Cisplatin selectively damages TRPM6 (transient receptor potential melastatin 6), the primary apical magnesium entry channel in the distal convoluted tubule (DCT), causing persistent urinary magnesium wasting that can last months to years even after completion of chemotherapy and normalization of serum creatinine. Hypomagnesemia depletes intracellular magnesium, which normally provides a voltage-dependent intracellular block of the ROMK (renal outer medullary potassium channel) from the cytoplasmic side. ROMK is the principal potassium secretory channel in the collecting duct and thick ascending limb; without the intracellular Mg²⁺ block, ROMK remains constitutively open and continuously secretes potassium into the tubular lumen regardless of systemic potassium status. This is the molecular basis of refractory hypokalemia: potassium is continuously excreted through unblocked ROMK channels no matter how much is supplemented orally or IV. The management priority is aggressive IV magnesium sulfate replacement — typically 1–2 g IV over 30–60 minutes, repeated as needed to raise serum magnesium above 1.5–2.0 mg/dL — before expecting potassium supplementation to be retained.
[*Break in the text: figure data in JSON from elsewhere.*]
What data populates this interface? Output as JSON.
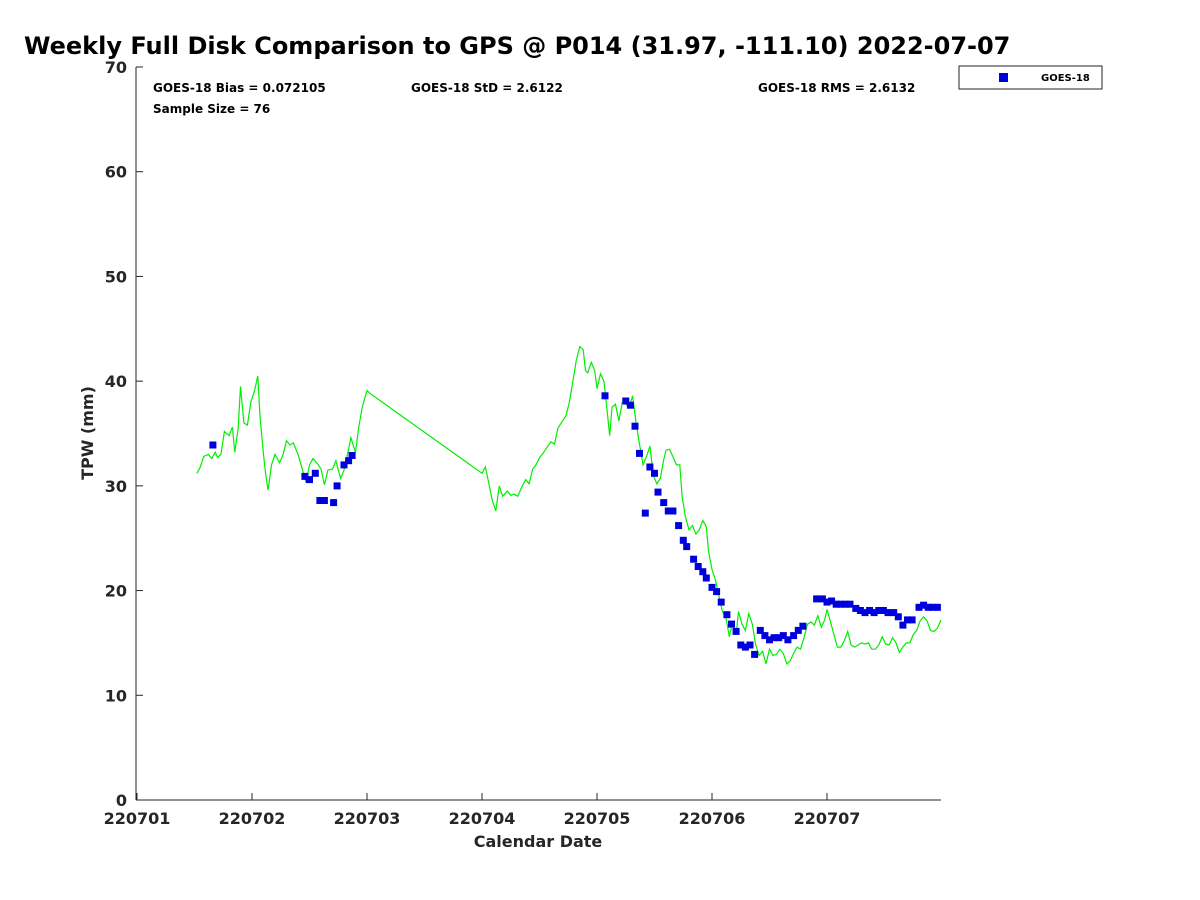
{
  "chart_data": {
    "type": "scatter",
    "title": "Weekly Full Disk Comparison to GPS @ P014 (31.97, -111.10) 2022-07-07",
    "xlabel": "Calendar Date",
    "ylabel": "TPW (mm)",
    "xlim": [
      0,
      7
    ],
    "ylim": [
      0,
      70
    ],
    "x_ticks": [
      {
        "value": 0,
        "label": "220701"
      },
      {
        "value": 1,
        "label": "220702"
      },
      {
        "value": 2,
        "label": "220703"
      },
      {
        "value": 3,
        "label": "220704"
      },
      {
        "value": 4,
        "label": "220705"
      },
      {
        "value": 5,
        "label": "220706"
      },
      {
        "value": 6,
        "label": "220707"
      }
    ],
    "y_ticks": [
      0,
      10,
      20,
      30,
      40,
      50,
      60,
      70
    ],
    "grid": false,
    "legend_position": "outside-top-right",
    "stats": {
      "bias": "GOES-18 Bias = 0.072105",
      "std": "GOES-18 StD = 2.6122",
      "rms": "GOES-18 RMS = 2.6132",
      "sample_size": "Sample Size = 76"
    },
    "series": [
      {
        "name": "GOES-18",
        "kind": "scatter",
        "marker": "square",
        "color": "#0000dd",
        "points": [
          [
            0.66,
            33.9
          ],
          [
            1.46,
            30.9
          ],
          [
            1.5,
            30.6
          ],
          [
            1.55,
            31.2
          ],
          [
            1.59,
            28.6
          ],
          [
            1.63,
            28.6
          ],
          [
            1.71,
            28.4
          ],
          [
            1.74,
            30.0
          ],
          [
            1.8,
            32.0
          ],
          [
            1.84,
            32.4
          ],
          [
            1.87,
            32.9
          ],
          [
            4.07,
            38.6
          ],
          [
            4.25,
            38.1
          ],
          [
            4.29,
            37.7
          ],
          [
            4.33,
            35.7
          ],
          [
            4.37,
            33.1
          ],
          [
            4.42,
            27.4
          ],
          [
            4.46,
            31.8
          ],
          [
            4.5,
            31.2
          ],
          [
            4.53,
            29.4
          ],
          [
            4.58,
            28.4
          ],
          [
            4.62,
            27.6
          ],
          [
            4.66,
            27.6
          ],
          [
            4.71,
            26.2
          ],
          [
            4.75,
            24.8
          ],
          [
            4.78,
            24.2
          ],
          [
            4.84,
            23.0
          ],
          [
            4.88,
            22.3
          ],
          [
            4.92,
            21.8
          ],
          [
            4.95,
            21.2
          ],
          [
            5.0,
            20.3
          ],
          [
            5.04,
            19.9
          ],
          [
            5.08,
            18.9
          ],
          [
            5.13,
            17.7
          ],
          [
            5.17,
            16.8
          ],
          [
            5.21,
            16.1
          ],
          [
            5.25,
            14.8
          ],
          [
            5.29,
            14.6
          ],
          [
            5.33,
            14.8
          ],
          [
            5.37,
            13.9
          ],
          [
            5.42,
            16.2
          ],
          [
            5.46,
            15.7
          ],
          [
            5.5,
            15.3
          ],
          [
            5.54,
            15.5
          ],
          [
            5.58,
            15.5
          ],
          [
            5.62,
            15.7
          ],
          [
            5.66,
            15.3
          ],
          [
            5.71,
            15.7
          ],
          [
            5.75,
            16.2
          ],
          [
            5.79,
            16.6
          ],
          [
            5.91,
            19.2
          ],
          [
            5.96,
            19.2
          ],
          [
            6.0,
            18.9
          ],
          [
            6.04,
            19.0
          ],
          [
            6.08,
            18.7
          ],
          [
            6.12,
            18.7
          ],
          [
            6.16,
            18.7
          ],
          [
            6.2,
            18.7
          ],
          [
            6.25,
            18.3
          ],
          [
            6.29,
            18.1
          ],
          [
            6.33,
            17.9
          ],
          [
            6.37,
            18.1
          ],
          [
            6.41,
            17.9
          ],
          [
            6.45,
            18.1
          ],
          [
            6.49,
            18.1
          ],
          [
            6.53,
            17.9
          ],
          [
            6.58,
            17.9
          ],
          [
            6.62,
            17.5
          ],
          [
            6.66,
            16.7
          ],
          [
            6.7,
            17.2
          ],
          [
            6.74,
            17.2
          ],
          [
            6.8,
            18.4
          ],
          [
            6.84,
            18.6
          ],
          [
            6.88,
            18.4
          ],
          [
            6.92,
            18.4
          ],
          [
            6.96,
            18.4
          ]
        ]
      },
      {
        "name": "",
        "kind": "line",
        "color": "#00ee00",
        "points": [
          [
            0.52,
            31.2
          ],
          [
            0.55,
            31.8
          ],
          [
            0.58,
            32.8
          ],
          [
            0.62,
            33.0
          ],
          [
            0.65,
            32.6
          ],
          [
            0.68,
            33.2
          ],
          [
            0.7,
            32.7
          ],
          [
            0.73,
            33.0
          ],
          [
            0.76,
            35.2
          ],
          [
            0.8,
            34.8
          ],
          [
            0.83,
            35.6
          ],
          [
            0.85,
            33.2
          ],
          [
            0.88,
            35.5
          ],
          [
            0.9,
            39.5
          ],
          [
            0.93,
            36.0
          ],
          [
            0.96,
            35.8
          ],
          [
            0.99,
            38.0
          ],
          [
            1.02,
            39.0
          ],
          [
            1.05,
            40.5
          ],
          [
            1.07,
            36.5
          ],
          [
            1.1,
            33.0
          ],
          [
            1.12,
            31.0
          ],
          [
            1.14,
            29.6
          ],
          [
            1.17,
            32.0
          ],
          [
            1.2,
            33.0
          ],
          [
            1.24,
            32.2
          ],
          [
            1.27,
            33.0
          ],
          [
            1.3,
            34.3
          ],
          [
            1.33,
            33.9
          ],
          [
            1.36,
            34.1
          ],
          [
            1.4,
            33.0
          ],
          [
            1.44,
            31.5
          ],
          [
            1.47,
            30.3
          ],
          [
            1.5,
            32.0
          ],
          [
            1.53,
            32.6
          ],
          [
            1.57,
            32.1
          ],
          [
            1.6,
            31.6
          ],
          [
            1.63,
            30.1
          ],
          [
            1.66,
            31.5
          ],
          [
            1.7,
            31.6
          ],
          [
            1.73,
            32.4
          ],
          [
            1.77,
            30.7
          ],
          [
            1.8,
            31.5
          ],
          [
            1.83,
            33.0
          ],
          [
            1.86,
            34.6
          ],
          [
            1.88,
            33.9
          ],
          [
            1.9,
            33.2
          ],
          [
            1.93,
            35.7
          ],
          [
            1.96,
            37.6
          ],
          [
            2.0,
            39.1
          ],
          [
            2.03,
            38.8
          ],
          [
            3.0,
            31.2
          ],
          [
            3.03,
            31.8
          ],
          [
            3.06,
            30.2
          ],
          [
            3.09,
            28.6
          ],
          [
            3.12,
            27.6
          ],
          [
            3.15,
            30.0
          ],
          [
            3.18,
            29.0
          ],
          [
            3.22,
            29.5
          ],
          [
            3.25,
            29.1
          ],
          [
            3.28,
            29.2
          ],
          [
            3.31,
            29.0
          ],
          [
            3.35,
            30.0
          ],
          [
            3.38,
            30.6
          ],
          [
            3.41,
            30.2
          ],
          [
            3.44,
            31.6
          ],
          [
            3.47,
            32.0
          ],
          [
            3.5,
            32.7
          ],
          [
            3.53,
            33.1
          ],
          [
            3.56,
            33.6
          ],
          [
            3.6,
            34.2
          ],
          [
            3.63,
            34.0
          ],
          [
            3.66,
            35.5
          ],
          [
            3.7,
            36.2
          ],
          [
            3.73,
            36.7
          ],
          [
            3.76,
            38.0
          ],
          [
            3.79,
            40.0
          ],
          [
            3.82,
            42.0
          ],
          [
            3.85,
            43.3
          ],
          [
            3.88,
            43.0
          ],
          [
            3.9,
            41.0
          ],
          [
            3.92,
            40.8
          ],
          [
            3.95,
            41.8
          ],
          [
            3.98,
            41.0
          ],
          [
            4.0,
            39.3
          ],
          [
            4.03,
            40.7
          ],
          [
            4.06,
            40.0
          ],
          [
            4.08,
            38.0
          ],
          [
            4.11,
            34.8
          ],
          [
            4.13,
            37.5
          ],
          [
            4.16,
            37.8
          ],
          [
            4.19,
            36.2
          ],
          [
            4.22,
            38.0
          ],
          [
            4.25,
            37.8
          ],
          [
            4.28,
            37.5
          ],
          [
            4.31,
            38.6
          ],
          [
            4.34,
            36.0
          ],
          [
            4.37,
            34.0
          ],
          [
            4.4,
            32.0
          ],
          [
            4.43,
            32.8
          ],
          [
            4.46,
            33.8
          ],
          [
            4.49,
            31.0
          ],
          [
            4.52,
            30.2
          ],
          [
            4.55,
            30.7
          ],
          [
            4.58,
            32.5
          ],
          [
            4.6,
            33.4
          ],
          [
            4.63,
            33.5
          ],
          [
            4.66,
            32.8
          ],
          [
            4.69,
            32.0
          ],
          [
            4.72,
            32.0
          ],
          [
            4.74,
            29.0
          ],
          [
            4.77,
            27.0
          ],
          [
            4.8,
            25.8
          ],
          [
            4.83,
            26.2
          ],
          [
            4.86,
            25.4
          ],
          [
            4.89,
            25.8
          ],
          [
            4.92,
            26.7
          ],
          [
            4.95,
            26.1
          ],
          [
            4.97,
            23.8
          ],
          [
            5.0,
            22.0
          ],
          [
            5.03,
            21.0
          ],
          [
            5.06,
            19.5
          ],
          [
            5.09,
            18.0
          ],
          [
            5.12,
            17.5
          ],
          [
            5.15,
            15.6
          ],
          [
            5.18,
            17.0
          ],
          [
            5.21,
            15.8
          ],
          [
            5.23,
            18.0
          ],
          [
            5.26,
            16.8
          ],
          [
            5.29,
            16.2
          ],
          [
            5.32,
            17.8
          ],
          [
            5.35,
            16.8
          ],
          [
            5.38,
            14.8
          ],
          [
            5.41,
            13.8
          ],
          [
            5.44,
            14.2
          ],
          [
            5.47,
            13.0
          ],
          [
            5.5,
            14.4
          ],
          [
            5.53,
            13.8
          ],
          [
            5.56,
            13.9
          ],
          [
            5.59,
            14.4
          ],
          [
            5.62,
            14.0
          ],
          [
            5.65,
            13.0
          ],
          [
            5.68,
            13.3
          ],
          [
            5.71,
            14.0
          ],
          [
            5.74,
            14.6
          ],
          [
            5.77,
            14.4
          ],
          [
            5.8,
            15.5
          ],
          [
            5.83,
            16.8
          ],
          [
            5.86,
            17.0
          ],
          [
            5.89,
            16.7
          ],
          [
            5.92,
            17.6
          ],
          [
            5.95,
            16.5
          ],
          [
            5.98,
            17.2
          ],
          [
            6.0,
            18.2
          ],
          [
            6.03,
            17.0
          ],
          [
            6.06,
            15.8
          ],
          [
            6.09,
            14.6
          ],
          [
            6.12,
            14.6
          ],
          [
            6.15,
            15.2
          ],
          [
            6.18,
            16.1
          ],
          [
            6.21,
            14.8
          ],
          [
            6.24,
            14.6
          ],
          [
            6.27,
            14.8
          ],
          [
            6.3,
            15.0
          ],
          [
            6.33,
            14.9
          ],
          [
            6.36,
            15.0
          ],
          [
            6.39,
            14.4
          ],
          [
            6.42,
            14.4
          ],
          [
            6.45,
            14.8
          ],
          [
            6.48,
            15.6
          ],
          [
            6.51,
            14.9
          ],
          [
            6.54,
            14.8
          ],
          [
            6.57,
            15.5
          ],
          [
            6.6,
            15.0
          ],
          [
            6.63,
            14.1
          ],
          [
            6.66,
            14.6
          ],
          [
            6.69,
            15.0
          ],
          [
            6.72,
            15.0
          ],
          [
            6.75,
            15.8
          ],
          [
            6.78,
            16.2
          ],
          [
            6.81,
            17.1
          ],
          [
            6.84,
            17.5
          ],
          [
            6.87,
            17.1
          ],
          [
            6.9,
            16.2
          ],
          [
            6.93,
            16.1
          ],
          [
            6.96,
            16.4
          ],
          [
            6.99,
            17.2
          ]
        ]
      }
    ]
  }
}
• Option B: Option B is incorrect: cisplatin does not permanently suppress aldosterone synthesis in the adrenal cortex; its primary renal toxicity is tubular, targeting TRPM6 in the DCT and causing proximal tubular injury (not adrenocortical injury); reduced aldosterone would cause potassium retention (hyperkalemia), not urinary wasting.
• Option C: Option C is incorrect: cisplatin does not inhibit Na/K-ATPase in skeletal muscle as its mechanism of hypokalemia; Na/K-ATPase inhibition is the mechanism of cardiac glycosides; serum magnesium is directly relevant to the hypokalemia mechanism via ROMK channel regulation.
• Option D: Option D is incorrect: cisplatin-induced hypokalemia is not mediated through SIADH or dilutional mechanisms; it is a urinary wasting disorder caused by TRPM6 damage and ROMK dysregulation; fluid restriction for hyponatremia would not correct the renal potassium wasting.
• Option E: Option E is incorrect: cisplatin does not inhibit ROMK directly; ROMK's constitutive opening is a consequence of magnesium depletion losing the cytoplasmic block — a downstream effect of TRPM6 damage, not a direct ROMK inhibition; potassium repletion without magnesium repletion will be ineffective because ROMK remains open.